Ne pas abandonner. Il faut parfois 40 minutes pour rétablir complètement l'amplitude du mouvement et se débarrasser de la douleur.

Comment détendre les muscles du cou

Docteur de Dieu montre des exercices élémentaires pour détendre les muscles du cou! Cela vous aidera à vous débarrasser de l'hypertension et d'un certain nombre de maux, mentionnés dans la vidéo.

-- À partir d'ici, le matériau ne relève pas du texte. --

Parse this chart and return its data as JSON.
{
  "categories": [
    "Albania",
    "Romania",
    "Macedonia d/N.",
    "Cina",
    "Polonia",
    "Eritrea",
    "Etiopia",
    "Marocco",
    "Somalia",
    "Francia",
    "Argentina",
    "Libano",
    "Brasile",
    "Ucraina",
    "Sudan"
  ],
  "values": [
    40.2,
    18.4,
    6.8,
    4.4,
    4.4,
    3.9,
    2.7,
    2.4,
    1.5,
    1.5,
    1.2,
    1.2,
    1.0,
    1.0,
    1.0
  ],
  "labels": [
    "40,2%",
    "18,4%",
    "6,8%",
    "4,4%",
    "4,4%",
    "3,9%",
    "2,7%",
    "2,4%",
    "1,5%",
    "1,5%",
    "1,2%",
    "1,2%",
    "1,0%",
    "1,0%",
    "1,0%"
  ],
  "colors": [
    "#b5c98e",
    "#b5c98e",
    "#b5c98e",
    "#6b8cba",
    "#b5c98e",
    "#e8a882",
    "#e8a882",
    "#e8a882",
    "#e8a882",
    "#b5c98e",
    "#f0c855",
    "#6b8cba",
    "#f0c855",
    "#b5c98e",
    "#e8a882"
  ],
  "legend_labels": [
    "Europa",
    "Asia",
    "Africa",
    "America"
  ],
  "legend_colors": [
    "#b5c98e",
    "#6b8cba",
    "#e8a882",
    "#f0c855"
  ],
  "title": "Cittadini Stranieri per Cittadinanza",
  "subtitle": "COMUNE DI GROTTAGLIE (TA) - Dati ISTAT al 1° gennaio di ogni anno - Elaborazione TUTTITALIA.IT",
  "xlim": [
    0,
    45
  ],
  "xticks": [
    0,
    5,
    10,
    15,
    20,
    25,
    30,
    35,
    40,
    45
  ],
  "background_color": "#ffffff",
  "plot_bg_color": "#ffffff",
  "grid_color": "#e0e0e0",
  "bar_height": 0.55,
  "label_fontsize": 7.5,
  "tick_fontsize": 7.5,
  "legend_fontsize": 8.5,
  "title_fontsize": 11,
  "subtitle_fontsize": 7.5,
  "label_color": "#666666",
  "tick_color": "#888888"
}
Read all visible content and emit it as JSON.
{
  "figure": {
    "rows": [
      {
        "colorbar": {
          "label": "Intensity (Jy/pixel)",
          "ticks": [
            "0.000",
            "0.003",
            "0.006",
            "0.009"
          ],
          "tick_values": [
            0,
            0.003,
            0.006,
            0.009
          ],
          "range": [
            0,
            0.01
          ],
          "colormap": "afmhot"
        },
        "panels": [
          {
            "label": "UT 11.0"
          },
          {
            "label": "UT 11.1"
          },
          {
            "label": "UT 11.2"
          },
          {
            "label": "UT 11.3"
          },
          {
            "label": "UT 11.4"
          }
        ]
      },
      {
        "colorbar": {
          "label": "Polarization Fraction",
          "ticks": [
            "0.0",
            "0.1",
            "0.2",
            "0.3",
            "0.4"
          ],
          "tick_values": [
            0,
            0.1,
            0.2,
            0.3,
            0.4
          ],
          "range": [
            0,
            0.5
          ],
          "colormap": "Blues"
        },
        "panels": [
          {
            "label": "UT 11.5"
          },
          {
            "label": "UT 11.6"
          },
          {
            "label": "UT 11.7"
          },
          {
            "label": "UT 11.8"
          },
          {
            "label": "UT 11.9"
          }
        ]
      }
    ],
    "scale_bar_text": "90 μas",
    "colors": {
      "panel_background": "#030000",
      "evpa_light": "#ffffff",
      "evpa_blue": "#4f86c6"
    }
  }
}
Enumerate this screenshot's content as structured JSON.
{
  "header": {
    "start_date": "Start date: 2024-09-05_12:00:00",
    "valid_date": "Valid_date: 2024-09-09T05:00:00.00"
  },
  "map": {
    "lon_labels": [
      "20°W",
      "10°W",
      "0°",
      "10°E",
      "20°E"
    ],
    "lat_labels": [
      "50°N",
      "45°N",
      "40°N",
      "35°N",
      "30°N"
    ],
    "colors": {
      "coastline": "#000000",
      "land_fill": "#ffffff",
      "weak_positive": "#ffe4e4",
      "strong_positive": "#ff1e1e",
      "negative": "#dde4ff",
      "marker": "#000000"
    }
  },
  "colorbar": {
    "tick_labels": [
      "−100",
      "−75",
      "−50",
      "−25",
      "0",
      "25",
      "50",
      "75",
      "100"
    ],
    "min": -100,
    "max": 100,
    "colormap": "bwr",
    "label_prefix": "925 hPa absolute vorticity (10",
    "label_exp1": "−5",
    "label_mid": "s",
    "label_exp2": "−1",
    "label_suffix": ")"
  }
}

Tout le monde sait qu'il est nécessaire de relâcher les muscles du cou. La tension des muscles du cou est causée par le stress, une posture inconfortable et une faible estime de soi chez une personne. En même temps, la gamme des mouvements de la colonne cervicale est non seulement perturbée, mais les artères vertébrales traversant le corps des vertèbres cervicales sont également comprimées, ce qui entraîne un apport sanguin insuffisant au cerveau et peut se manifester par des maux de tête, des étourdissements, des nausées, de la vue et de la vue et une réduction du bruit. dans les oreilles

Bien entendu, il est nécessaire d’éliminer les facteurs qui ont conduit à la tension musculaire. Mais ce n'est généralement pas suffisant. Il est également nécessaire de relâcher les muscles du cou. C'est le but de ces exercices. Il y a un réflexe physiologique, un muscle relaxant, s'il est longtemps en état d'étirement. Il s'allume après environ deux minutes avec une tension musculaire continue. Cette relaxation dure environ 6 heures.